商売によっては、店舗や機械が必要です。商品を仕入れて売る場合でも、そもそもの商品を仕入れるための「お金」が必要です。
商売を工夫することで多少のやりくりはできますが、だとしても「起業に必要なお金」について、前もって十分に検討しておかなければなりません。
起業に必要な3種類の資金
起業に必要な資金は、大きく「開業資金」「運転資金」「当面の生活費」の3つに分けられます。必要な資金を個別に書き出しても悪くはありませんが、上記の3つに分けて整理するようにしてください。
検討段階では詳細な金額まで見積る必要はありませんが、「どのような費用が発生するのか」、また「どのような費用が発生する可能性があるのか」、事業の全体像とともに、ある程度イメージできると良いでしょう。
準備が進み、融資の申請が必要となった際にも、事前に必要な資金の概要を把握しておくことで、計画書などの作成もスムーズに進むはずです。
1.開業資金
1つ目は「開業資金」です。これは、事業を始めるために必要となるお金です。具体的には、事業に必要な機械・備品の導入費用等の「設備資金」、取引に必要な保証金や設立登記などに必要な「諸費用」などが該当します。

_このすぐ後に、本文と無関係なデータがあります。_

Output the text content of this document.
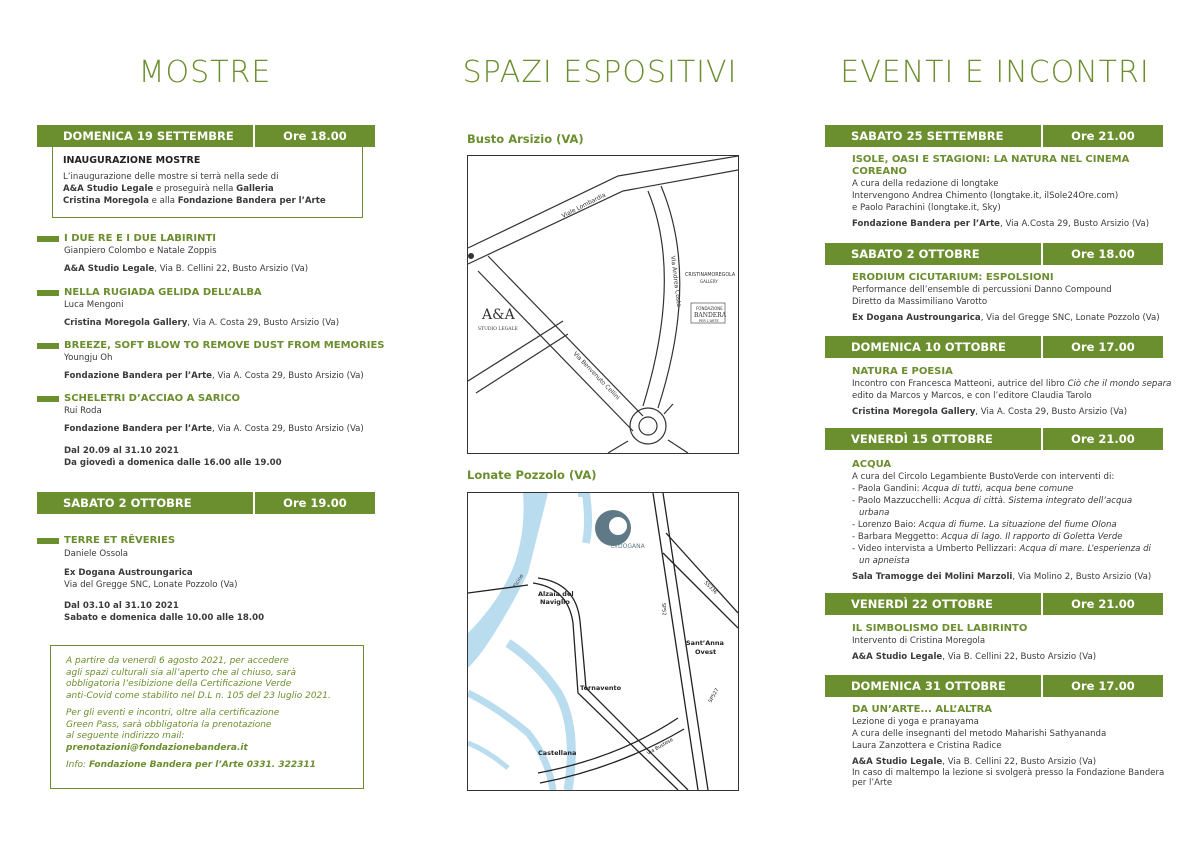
MOSTRE	SPAZI ESPOSITIVI	EVENTI E INCONTRI
DOMENICA 19 SETTEMBRE	Ore 18.00
INAUGURAZIONE MOSTRE
L’inaugurazione delle mostre si terrà nella sede di
A&A Studio Legale e proseguirà nella Galleria
Cristina Moregola e alla Fondazione Bandera per l’Arte
I DUE RE E I DUE LABIRINTI
Gianpiero Colombo e Natale Zoppis
A&A Studio Legale, Via B. Cellini 22, Busto Arsizio (Va)
NELLA RUGIADA GELIDA DELL’ALBA
Luca Mengoni
Cristina Moregola Gallery, Via A. Costa 29, Busto Arsizio (Va)
BREEZE, SOFT BLOW TO REMOVE DUST FROM MEMORIES
Youngju Oh
Fondazione Bandera per l’Arte, Via A. Costa 29, Busto Arsizio (Va)
SCHELETRI D’ACCIAO A SARICO
Rui Roda
Fondazione Bandera per l’Arte, Via A. Costa 29, Busto Arsizio (Va)
Dal 20.09 al 31.10 2021
Da giovedì a domenica dalle 16.00 alle 19.00
SABATO 2 OTTOBRE	Ore 19.00
TERRE ET RÊVERIES
Daniele Ossola
Ex Dogana Austroungarica
Via del Gregge SNC, Lonate Pozzolo (Va)
Dal 03.10 al 31.10 2021
Sabato e domenica dalle 10.00 alle 18.00
A partire da venerdì 6 agosto 2021, per accedere
agli spazi culturali sia all’aperto che al chiuso, sarà
obbligatoria l’esibizione della Certificazione Verde
anti-Covid come stabilito nel D.L n. 105 del 23 luglio 2021.
Per gli eventi e incontri, oltre alla certificazione
Green Pass, sarà obbligatoria la prenotazione
al seguente indirizzo mail:
prenotazioni@fondazionebandera.it
Info: Fondazione Bandera per l’Arte 0331. 322311
Busto Arsizio (VA)
Viale Lombardia
Via Andrea Costa
Via Benvenuto Cellini
A&A
STUDIO LEGALE
CRISTINAMOREGOLA
GALLERY
FONDAZIONE
BANDERA
PER L'ARTE
Lonate Pozzolo (VA)
EX DOGANA
Ticino
Alzaia del
Naviglio
Sant’Anna
Ovest
Tornavento
Castellana
SP52
SS336
SP527
Via Bustese
SABATO 25 SETTEMBRE	Ore 21.00
SABATO 2 OTTOBRE	Ore 18.00
DOMENICA 10 OTTOBRE	Ore 17.00
VENERDÌ 15 OTTOBRE	Ore 21.00
VENERDÌ 22 OTTOBRE	Ore 21.00
DOMENICA 31 OTTOBRE	Ore 17.00
ISOLE, OASI E STAGIONI: LA NATURA NEL CINEMA
COREANO
A cura della redazione di longtake
Intervengono Andrea Chimento (longtake.it, ilSole24Ore.com)
e Paolo Parachini (longtake.it, Sky)
Fondazione Bandera per l’Arte, Via A.Costa 29, Busto Arsizio (Va)
ERODIUM CICUTARIUM: ESPOLSIONI
Performance dell’ensemble di percussioni Danno Compound
Diretto da Massimiliano Varotto
Ex Dogana Austroungarica, Via del Gregge SNC, Lonate Pozzolo (Va)
NATURA E POESIA
Incontro con Francesca Matteoni, autrice del libro Ciò che il mondo separa
edito da Marcos y Marcos, e con l’editore Claudia Tarolo
Cristina Moregola Gallery, Via A. Costa 29, Busto Arsizio (Va)
ACQUA
A cura del Circolo Legambiente BustoVerde con interventi di:
- Paola Gandini: Acqua di tutti, acqua bene comune
- Paolo Mazzucchelli: Acqua di città. Sistema integrato dell’acqua
urbana
- Lorenzo Baio: Acqua di fiume. La situazione del fiume Olona
- Barbara Meggetto: Acqua di lago. Il rapporto di Goletta Verde
- Video intervista a Umberto Pellizzari: Acqua di mare. L’esperienza di
un apneista
Sala Tramogge dei Molini Marzoli, Via Molino 2, Busto Arsizio (Va)
IL SIMBOLISMO DEL LABIRINTO
Intervento di Cristina Moregola
A&A Studio Legale, Via B. Cellini 22, Busto Arsizio (Va)
DA UN’ARTE... ALL’ALTRA
Lezione di yoga e pranayama
A cura delle insegnanti del metodo Maharishi Sathyananda
Laura Zanzottera e Cristina Radice
A&A Studio Legale, Via B. Cellini 22, Busto Arsizio (Va)
In caso di maltempo la lezione si svolgerà presso la Fondazione Bandera
per l’Arte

特に設備資金については、金額が大きくなる傾向があります。どのような事業を行うか、どの程度の規模で事業を開始する予定なのかなどによって、大きく金額が変わってきます。
開業資金は、原則として事業を続ける中では新たに発生しない「開業時にのみ必要となる資金」です。
事業の内容を検討すると同時に、どの程度の開業資金が必要となりそうなのか、並行して検討するようにしましょう。
2.運転資金
2つ目は「運転資金」です。これは、日々の事業を続けていくために必要となるお金です。具体的には、商品の仕入れ代金や通信費、交通費、光熱費などが該当します。もちろん、家賃や人件費なども運転資金です。
事業を続けることで日々の収入がありますが、収入と支出のタイミングにはズレがあることが普通なので、運転資金として、ある程度の余裕資金が必要となります。
3.当面の生活費
3つ目は「生活費」です。「会社の支出」と「個人の支出」としっかり分けるのが理想ですが、現実問題として開業当初はなかなかそうはいきません。
起業した場合、サラリーマンとは異なり、業況に応じて収入が大きく変動することになります。個人の生活についても、事業と同様、事前に備えをしておくに越したことはありません。
住宅ローンや教育費用など、日々の生活費を事前に見積もっておいて、半年分程度を準備しておくと安心です。備えが少ないと、売上の変動など予想外の状況に対して、満足に対応することができなくなってしまいます。
「事業で得る個人としての収入」と「必要な生活費支出」のそれぞれの見込みを立てておくようにしましょう。
資金面から起業内容を見直しする
起業に必要な資金を確認することは、「実際にいくら準備すればよいのか」といった問題だけに留まりません。
事業内容、売上・利益などと比較して、起業に必要な資金のバランスが取れていない場合は、「開業資金を抑える」「運転資金を節約する」など事業自体の見直しを行わなければなりません。
事業内容を検討するには、資金面からも事業を見直しすることで、より具体的に起業がイメージできるようになるはずです。